Auteur : Yami Flo

Genre : Drama ; spoilers de l'épisode 25 / volume 4.

Disclaimer : Fullmetal Alchemist et tous ses personnages appartiennent à Hiromu Arakawa.

L'Etranger

On lui a souvent dit que, petite fille, elle avait une très bonne relation avec lui. Ils s'adoraient. Il prenait constamment des photos d'elle, qu'il venait montrer avec fierté à tous les hommes de la caserne. Tous ceux à qui elle parle et qui l'ont connu autrefois, même vaguement, en ont un souvenir précis, et elle sent dans leurs voix, elle voit dans le fond de leurs yeux une étincelle d'amusement, qui disparaît bien vite sous le regret.

Cela fait mal. Un peu. Pas vraiment. Elle ne sait pas ce qu'elle doit en penser.

Surtout lorsqu'ils évoquent des souvenirs de lui devant elle. Dans ces moments là, elle sourit poliment, tâche d'écouter, tout en baissant la tête pour que la tristesse et la rancœur au fond de son regard ne soient pas visibles.

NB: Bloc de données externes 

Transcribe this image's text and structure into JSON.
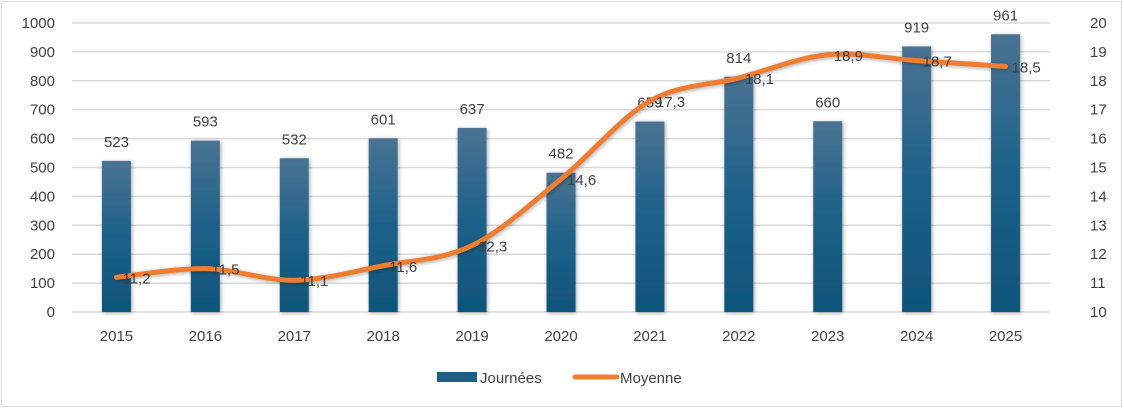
{
  "chart_data": {
    "type": "bar",
    "title": "",
    "xlabel": "",
    "ylabel": "",
    "y2label": "",
    "categories": [
      "2015",
      "2016",
      "2017",
      "2018",
      "2019",
      "2020",
      "2021",
      "2022",
      "2023",
      "2024",
      "2025"
    ],
    "series": [
      {
        "name": "Journées",
        "type": "bar",
        "axis": "left",
        "color": "#1f5f85",
        "values": [
          523,
          593,
          532,
          601,
          637,
          482,
          659,
          814,
          660,
          919,
          961
        ],
        "labels": [
          "523",
          "593",
          "532",
          "601",
          "637",
          "482",
          "659",
          "814",
          "660",
          "919",
          "961"
        ]
      },
      {
        "name": "Moyenne",
        "type": "line",
        "axis": "right",
        "color": "#ed7d31",
        "values": [
          11.2,
          11.5,
          11.1,
          11.6,
          12.3,
          14.6,
          17.3,
          18.1,
          18.9,
          18.7,
          18.5
        ],
        "labels": [
          "11,2",
          "11,5",
          "11,1",
          "11,6",
          "12,3",
          "14,6",
          "17,3",
          "18,1",
          "18,9",
          "18,7",
          "18,5"
        ]
      }
    ],
    "ylim": [
      0,
      1000
    ],
    "y2lim": [
      10,
      20
    ],
    "yticks": [
      "0",
      "100",
      "200",
      "300",
      "400",
      "500",
      "600",
      "700",
      "800",
      "900",
      "1000"
    ],
    "y2ticks": [
      "10",
      "11",
      "12",
      "13",
      "14",
      "15",
      "16",
      "17",
      "18",
      "19",
      "20"
    ],
    "grid": true,
    "legend": "bottom"
  }
}
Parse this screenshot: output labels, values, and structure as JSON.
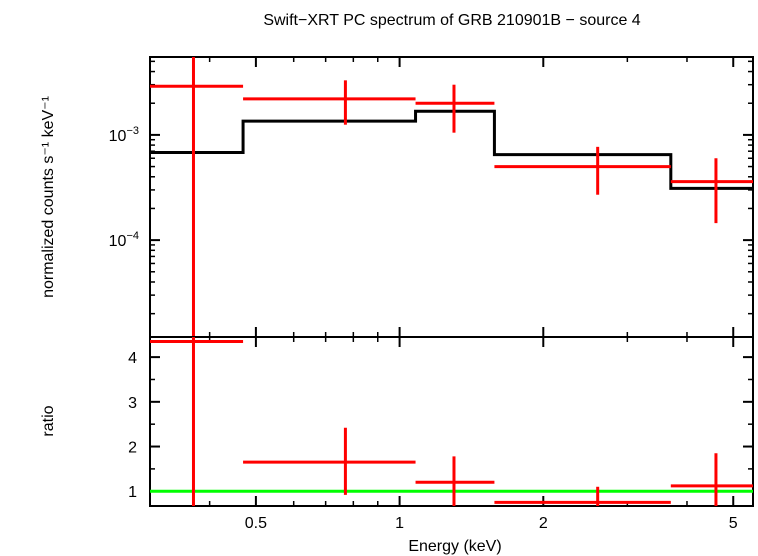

Elle était si jeune lorsqu'il est mort qu'elle n'a plus de véritables souvenirs de lui. Pourtant, elle sait, elle sent que sa disparition brutale de son existence a fait mal. La preuve ? Elle a un souvenir presque intact de cette journée au cimetière, de cet enterrement qui lui prenait l'un des piliers de sa vie. Mais le reste est noyé dans une brume compacte dans laquelle elle ne peut retrouver son chemin.

Son père reste l'un des points d'interrogation de son existence.

Ce qu'elle connaît de lui, ce sont les photographies sur les meubles, qu'il a pris ou qui ont été prises de lui, ce sont ce qu'en disent ses anciens subordonnés, quelques fois ses supérieurs, parfois ses proches amis. C'est aussi ce qu'en dit sa mère, lorsqu'elle veut bien lui en parler.

Ce sont les lettres qu'il a écrites à sa mère, avant ou après leur mariage, lorsqu'il était stationné ailleurs qu'à Central et ne pouvait utiliser le téléphone. Ce sont les petits objets qui lui appartenaient, et qui ont été conservé comme des reliques par sa mère. C'est une bouteille d'eau de Cologne, à peine entamée, dont elle ouvre parfois le bouchon pour en respirer les effluves et tenter, vainement, de se rappeler de quelque chose qu'elle n'a plus en mémoire.

Et c'est un nom, un grade et une épitaphe sur une tombe, auxquels sont ajoutés des dates de naissance et de décès. Voilà tout ce qu'elle connaît de son père.

C'est peu. Trop peu pour qu'elle puisse prétendre le connaître vraiment.

Parfois, elle s'agenouille devant la cheminée, et tranquillement, méthodiquement, elle met quelques clichés les uns à côtés des autres. Il est toujours dessus, toujours souriant, parfois en civil, parfois en uniforme. Elle le voit vieillir légèrement au fil des années, son visage se modifiant petit à petit, passant de celui d'adolescent à celui d'homme mature, tenant son unique enfant entre les bras, sa femme à ses côtés, souriante.

C'est drôle d'imaginer qu'il n'a jamais dépassé ce stade, même quinze ans après. C'est drôle de toujours l'imaginer avec ses éternels cheveux noirs, qui ne blanchiront jamais.

Elle scrute toujours son visage avec la même attention, malgré le nombre de fois où elle a vu ces vieux clichés.

Il a l'air heureux. Elles aussi. Ils ont tous l'air joyeux et insouciants. Ils ont l'air de se connaître, d'être ravis de la présence des uns des autres. Elle pourrait presque s'imaginer à nouveau dans la peau de cette petite fille au grand sourire radieux. Elle pourrait…

Si elle avait conservé suffisamment de souvenirs de cette époque.

Tranquillement, Elysia range les photographies dans leurs étuis ou leurs albums. Elle se contente de regarder la dernière avec attention. Finalement, elle la range à son tour, son visage exprimant son amertume et son chagrin.

Maes Hugues était peut-être son père, mais pour elle, il restait avant tout un étranger dans sa vie.